Diskless iSCSI boot with PXE HOWTO

Here we will boot a machine (diskless or not, but even if it has a disk it won't be used) entirely from the network using PXE and the iSCSI protocol.

There are a few options to boot a system whose root partition is on iSCSI:

  • The machine could have a local bootloader that loads a local kernel and initrd. With suitable options, the initrd scripts are directed to log into an iSCSI LUN and use it as /. In this case, the LUN that is used as root filesystem does not need to have a kernel or bootloader installed.
  • Same as above, but the kernel and initrd are downloaded using PXE (via TFTP or HTTP).
  • The most interesting option (and the one that will be described here) is booting directly the iSCSI LUN via PXE. In this case, the LUN looks exactly like a local disk, with partitions, MBR, bootloader (grub) etc. The MBR is read and executed, which loads the second-stage bootloader and so on, just as if the disk were local.

A peculiar thing about iSCSI is that it doesn't really like the network going away while a session is connected. For this reason it is very important that the network be stable and reliable, but there are also a few specific boot-time tweaks to do in the Linux distribution that is being run from iSCSI. One of them is, of course, supplying the needed iSCSI information to the kernel; another one is preventing the initscripts from trying to (re)configure the network on the interface that is being used for the iSCSI session, as this may cause it to go down temporarily. In this case, the network is configured early, by the initrd, and should not be touched afterwards.

For this example, we will boot a Debian Wheezy over iSCSI, using PXE to read the LUN right from the very beginning (MBR and bootloader stage). For this to work, a PXE implementation that supports booting from iSCSI is obviously needed. iPXE is one such implementation (see here for more information on how to setup a more complete PXE infrastructure); here we will assume that the booting client is sent iPXE commands.

Installation

Debian does not (yet?) support direct installation to iSCSI, so there are two ways to do this: the first way is to transfer an existing installation to the LUN (eg using dd or rsync). The second (described here) is to use debootsrap on an existing helper machine to partition, install and prepare the LUN. The specific tweaks described starting from "iSCSI boot configuration" have to be performed regardless of whether it's an existing or a new install (if it's an existing installation, remember to chroot into it before).

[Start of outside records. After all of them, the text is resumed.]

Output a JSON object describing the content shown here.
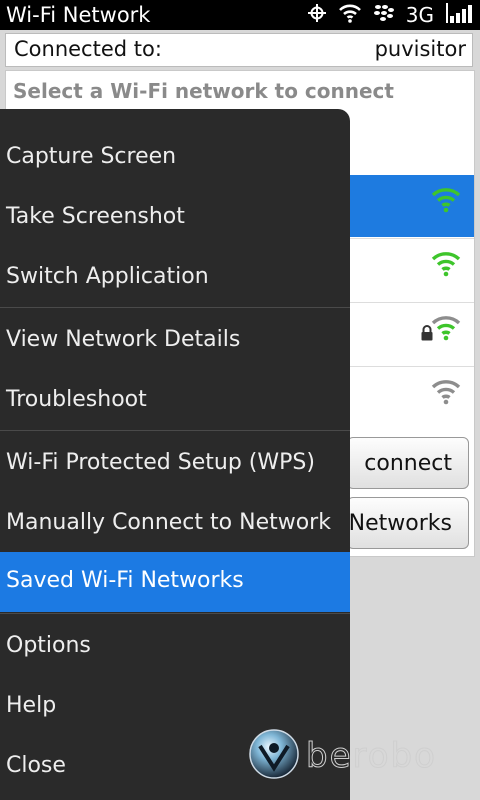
{
  "status_bar": {
    "title": "Wi-Fi Network",
    "network_type": "3G"
  },
  "connected": {
    "label": "Connected to:",
    "value": "puvisitor"
  },
  "network_list": {
    "header": "Select a Wi-Fi network to connect"
  },
  "buttons": {
    "connect": "connect",
    "networks": "Networks"
  },
  "menu": {
    "items": [
      "Capture Screen",
      "Take Screenshot",
      "Switch Application",
      "View Network Details",
      "Troubleshoot",
      "Wi-Fi Protected Setup (WPS)",
      "Manually Connect to Network",
      "Saved Wi-Fi Networks",
      "Options",
      "Help",
      "Close"
    ],
    "selected": "Saved Wi-Fi Networks"
  },
  "watermark": {
    "text": "berobo"
  },
  "colors": {
    "selection": "#1c7ae3",
    "signal_active": "#3ec52b",
    "signal_inactive": "#8d8d8d"
  }
}
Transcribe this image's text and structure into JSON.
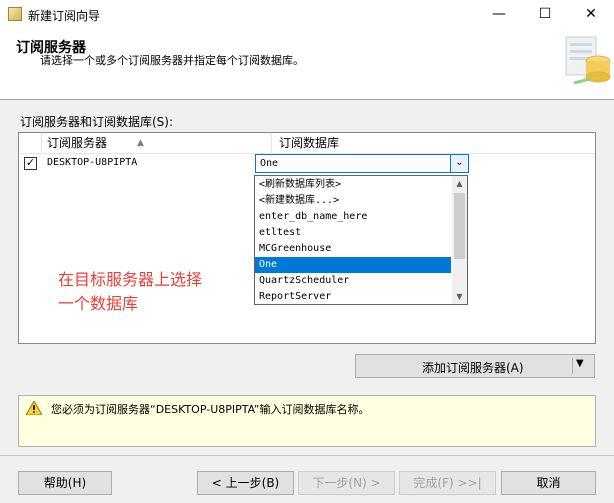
{
  "window": {
    "title": "新建订阅向导",
    "min_glyph": "—",
    "max_glyph": "☐",
    "close_glyph": "✕"
  },
  "header": {
    "title": "订阅服务器",
    "subtitle": "请选择一个或多个订阅服务器并指定每个订阅数据库。"
  },
  "list_label": "订阅服务器和订阅数据库(S):",
  "grid": {
    "columns": [
      "订阅服务器",
      "订阅数据库"
    ],
    "sort_glyph": "▲",
    "rows": [
      {
        "checked": true,
        "check_glyph": "✓",
        "server": "DESKTOP-U8PIPTA",
        "database": "One"
      }
    ]
  },
  "dropdown": {
    "arrow_glyph": "⌄",
    "scroll_up": "▲",
    "scroll_down": "▼",
    "items": [
      "<刷新数据库列表>",
      "<新建数据库...>",
      "enter_db_name_here",
      "etltest",
      "MCGreenhouse",
      "One",
      "QuartzScheduler",
      "ReportServer"
    ],
    "selected": "One"
  },
  "annotation": {
    "line1": "在目标服务器上选择",
    "line2": "一个数据库",
    "color": "#e8403b"
  },
  "add_button": {
    "label": "添加订阅服务器(A)",
    "arrow": "▼"
  },
  "message": {
    "text": "您必须为订阅服务器“DESKTOP-U8PIPTA”输入订阅数据库名称。"
  },
  "buttons": {
    "help": "帮助(H)",
    "back": "< 上一步(B)",
    "next": "下一步(N) >",
    "finish": "完成(F) >>|",
    "cancel": "取消"
  },
  "colors": {
    "accent": "#0078d7",
    "selected_bg": "#0078d7",
    "message_bg": "#ffffe1"
  }
}
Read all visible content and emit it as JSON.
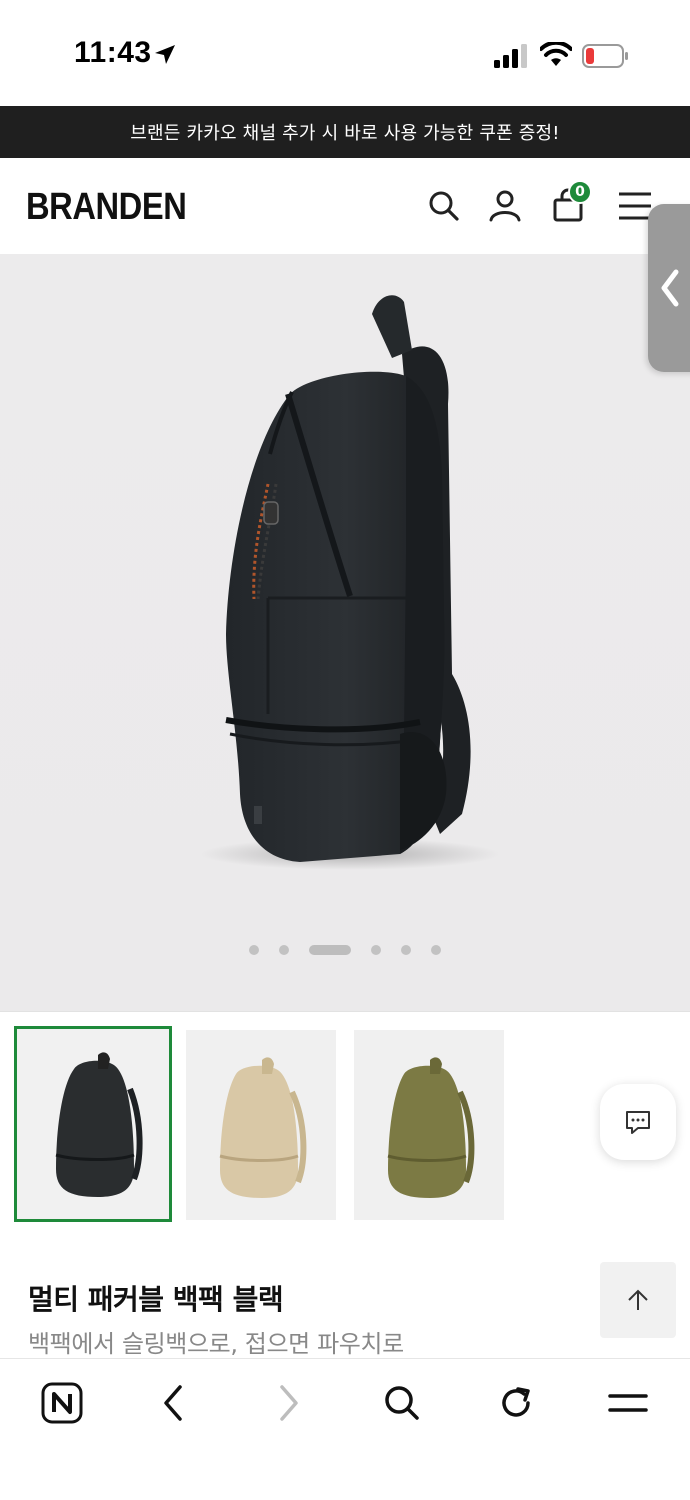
{
  "status_bar": {
    "time": "11:43"
  },
  "promo": {
    "text": "브랜든 카카오 채널 추가 시 바로 사용 가능한 쿠폰 증정!"
  },
  "header": {
    "brand": "BRANDEN",
    "cart_count": "0",
    "icons": [
      "search-icon",
      "user-icon",
      "shopping-bag-icon",
      "hamburger-menu-icon"
    ]
  },
  "side_tab": {
    "icon": "chevron-left-icon"
  },
  "gallery": {
    "slide_count": 6,
    "active_slide": 3
  },
  "thumbnails": [
    {
      "color_name": "black",
      "color": "#2a2d2f",
      "selected": true
    },
    {
      "color_name": "beige",
      "color": "#d9c8a6",
      "selected": false
    },
    {
      "color_name": "olive",
      "color": "#7c7a44",
      "selected": false
    }
  ],
  "product": {
    "title": "멀티 패커블 백팩 블랙",
    "subtitle": "백팩에서 슬링백으로, 접으면 파우치로"
  },
  "colors": {
    "accent_green": "#1e8a3a",
    "promo_bg": "#1f1f1f"
  },
  "browser_bar": {
    "icons": [
      "naver-n-icon",
      "back-icon",
      "forward-icon",
      "search-icon",
      "reload-icon",
      "menu-icon"
    ]
  }
}
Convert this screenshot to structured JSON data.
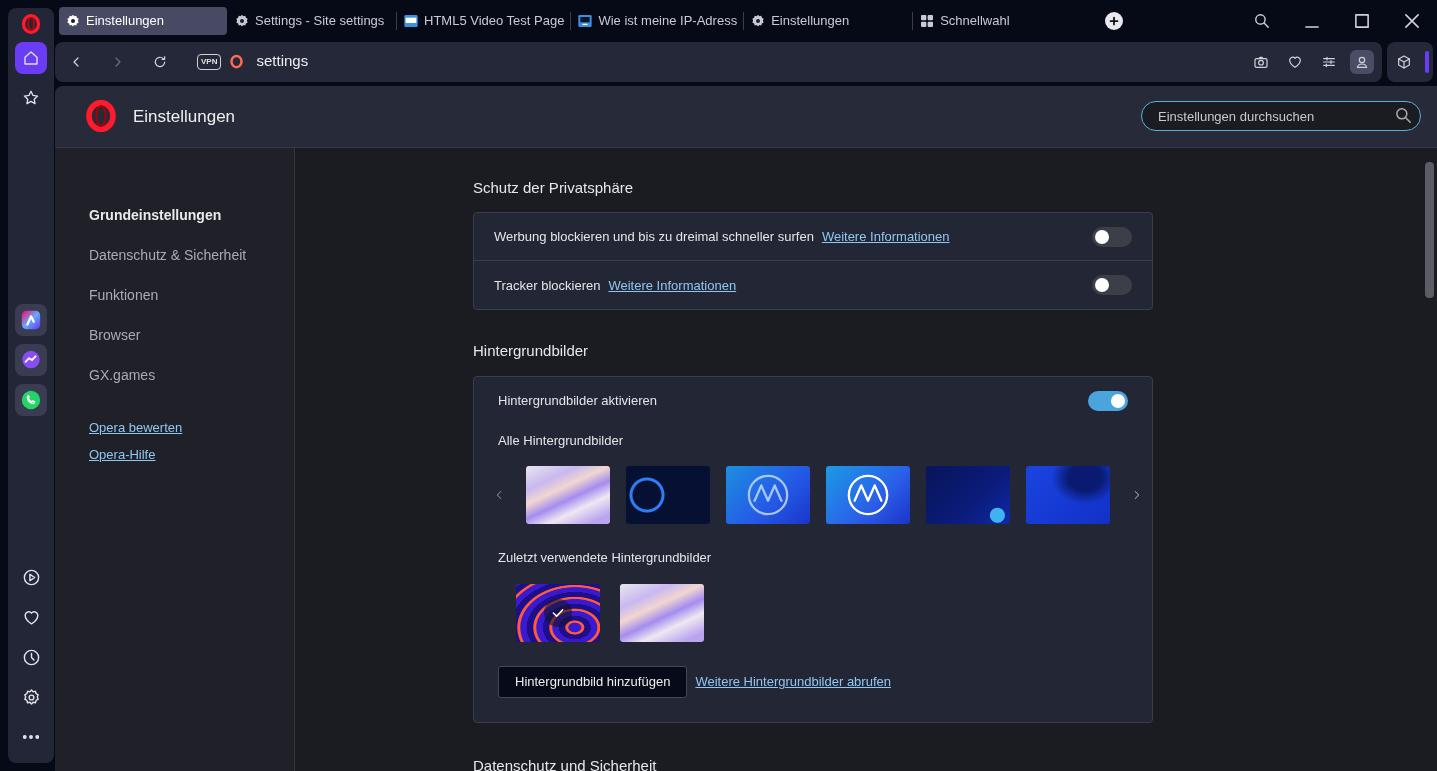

When commands are shown, the prompt shows where they have to be run: "helper" is the helper machine, "client" is the chroot environment (ie the future iSCSI boot client).

Log into the LUN

We assume that our LUN is provided by the SAN at 10.10.10.10 (san.example.com), is called iqn.2007-08.com.example.san:rootp and has a size of 10G. So from a (possibly Debian or Ubuntu) machine with open-iscsi installed, we can log into it:

helper# iscsiadm -m discovery -t sendtargets -p 10.10.10.10
10.10.10.10:3260,1 iqn.2007-08.com.example.san:rootp
helper# iscsiadm -m node -T 'iqn.2007-08.com.example.san:rootp' -p 10.10.10.10 -l
Logging in to [iface: default, target: iqn.2007-08.com.example.san:rootp, portal: 10.10.10.10,3260] (multiple)
Login to [iface: default, target: iqn.2007-08.com.example.san:rootp, portal: 10.10.10.10,3260] successful.
helper# ls -l /dev/disk/by-path
...
lrwxrwxrwx 1 root root  9 Nov  2 15:03 ip-10.10.10.10:3260-iscsi-iqn.2007-08.com.example.san:rootp-lun-0 -> ../../sda
...
Partitioning

To make things more interesting (not much), we're going to use the newer GPT partitioning. For simplicity, here we'll create a 512MB swap partition and a 9.5G root partition. On BIOS systems, which are still the majority, GPT also needs a small partition at the beginning of the disk, the so-called "BIOS boot partition" (type EF02). See here, here and here for more info (all three documents are very interesting reads). So here's the disk layout:

helper# gdisk -l /dev/sda
GPT fdisk (gdisk) version 0.8.5

Partition table scan:
  MBR: protective
  BSD: not present
  APM: not present
  GPT: present

Found valid GPT with protective MBR; using GPT.
Disk /dev/sda: 20971520 sectors, 10.0 GiB
Logical sector size: 512 bytes
Disk identifier (GUID): 67D92849-CD16-4CB1-8B3B-0758E62227CA
Partition table holds up to 128 entries
First usable sector is 34, last usable sector is 20971486
Partitions will be aligned on 2048-sector boundaries
Total free space is 2014 sectors (1007.0 KiB)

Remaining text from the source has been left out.